By Roger Yohem –
Legendary Builder Had a ‘Servant’s Heart’
For a man who had friends in very high places, Pete Herder was very well grounded.
He was a youth chaplain at the Los Angeles County Juvenile Hall during college. He coached high school and college wrestling and football for several years. Then back in his hometown of Denver, he dirtied his boots as a third-generation builder before moving to Tucson in the 1960s.
All the while, he was a salt-of-the-earth kind of guy. It was his calling in life to counsel, guide and mentor. He called it his “servant’s heart” to encourage people to be successful.
In August, Herder, owner of the Herder Companies, died at age 89. The business icon built more than 5,000 homes locally and The Herder Building on Speedway Boulevard. His developments included St. Philip’s Plaza, Butterfield Business Park, Ventana Canyon Golf Villas and Riverbend. Overall, he built 20,000 homes in Arizona, Colorado and California.
His community service was restless and broad. It included three terms as Southern Arizona Home Builders Association president, Tucson Chamber of Commerce chairman, National Association of Home Builders president, director of President Ronald Reagan’s Commission on Housing and the U.S. Chamber of Commerce. He was a founding member of the Arizona Commerce Authority.
“Pete was pro-business and pro-Tucson. He volunteered his time, expertise and dollars to the betterment of our community and the homebuilding industry,” said Steve Canatsey, a fellow SAHBA and NAHB life director. “He was a great negotiator. He knew his land and building projects had to be a good deal for everyone. All parties involved had to benefit.”
Herder had a passion for politics and his impact reached far beyond Arizona. While chairman of the Tucson Chamber in 1979-80, the organization spun off its tourism and convention activities to focus on public policy and government affairs. Public funding was no longer accepted.
“That’s where Pete gave his expertise. He was the guy who led the transition into a business advocacy group. The chamber became prominent at all levels of government – from city hall to the state legislature,” said Jack Camper, the chamber’s president and CEO from 1978 to 2011. “If government funded the chamber, how could we tell government what to do?”
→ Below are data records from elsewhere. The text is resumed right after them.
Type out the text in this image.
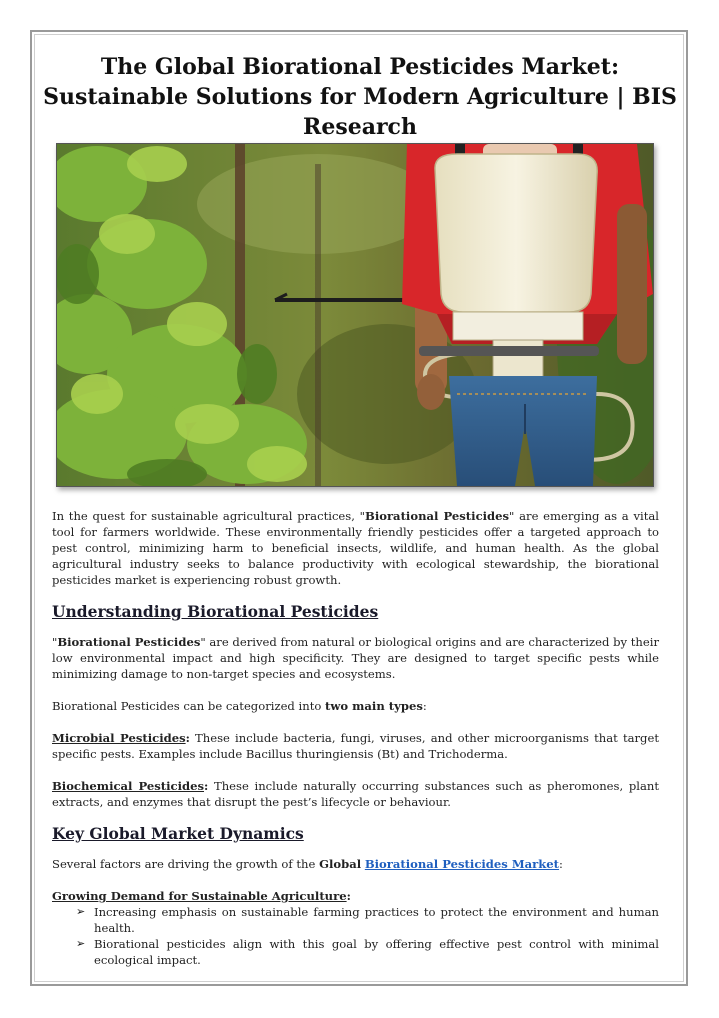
The Global Biorational Pesticides Market: Sustainable Solutions for Modern Agriculture | BIS Research

In the quest for sustainable agricultural practices, "Biorational Pesticides" are emerging as a vital tool for farmers worldwide. These environmentally friendly pesticides offer a targeted approach to pest control, minimizing harm to beneficial insects, wildlife, and human health. As the global agricultural industry seeks to balance productivity with ecological stewardship, the biorational pesticides market is experiencing robust growth.

Understanding Biorational Pesticides

"Biorational Pesticides" are derived from natural or biological origins and are characterized by their low environmental impact and high specificity. They are designed to target specific pests while minimizing damage to non-target species and ecosystems.

Biorational Pesticides can be categorized into two main types:

Microbial Pesticides: These include bacteria, fungi, viruses, and other microorganisms that target specific pests. Examples include Bacillus thuringiensis (Bt) and Trichoderma.

Biochemical Pesticides: These include naturally occurring substances such as pheromones, plant extracts, and enzymes that disrupt the pest’s lifecycle or behaviour.

Key Global Market Dynamics

Several factors are driving the growth of the Global Biorational Pesticides Market:

Growing Demand for Sustainable Agriculture:

➢ Increasing emphasis on sustainable farming practices to protect the environment and human health.
➢ Biorational pesticides align with this goal by offering effective pest control with minimal ecological impact.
Herder served NAHB for decades and became an influential player in Washington, D.C. He worked with several U.S. presidents on housing issues. Rev. Dick Halverson, chaplain of the U.S. Senate, took Herder around to meet all 100 senators. Herder helped establish construction management programs in 24 universities. He became close to the late Arizona Sen. John McCain.
Reagan was his favorite president because of his character. Reagan looked him straight in the eye when they first met, Herder once recalled, and “never looked over my shoulder to see who else was in the room.”
Speaking of character, Herder was known for his humor. During his late-SAHBA years, I was a staffer who came to rely on his insight and advice. We often lunched with Canatsey and other directors. Herder watched his diet, yet always ordered three french fries on the side – and made us promise not to tell his wife. With a dozen builders, we attended a Bible-study lunch group. As its senior member, he was sensitive about his age. Accordingly, his young peers often asked what it was like to see Moses appear with the Ten Commandments. He never denied being there.
Three prominent construction trade associations awarded Herder status as a legend in the industry. In ceremonies in Arizona and Washington, D.C., the groups honored his building achievements and celebrated his lifelong gift of paying it forward. In addition, the Tucson City Council recognized his contributions to the community in 2005 with Peter D. Herder Day.
In a sometimes hard and cold world, Herder’s servant’s heart kept him connected with people in need. For decades, he called more than 100 people each year – not just for birthdays – but to check in on friends who were struggling in business, with health issues or from the loss a spouse. He thought they could use a lift from an old acquaintance and he walked with them through their misery.
“One of the things I admired most about Pete was his willingness to help others,” Canatsey said. “If he had something to share or a way to help someone, he did not wait to be asked. He offered.”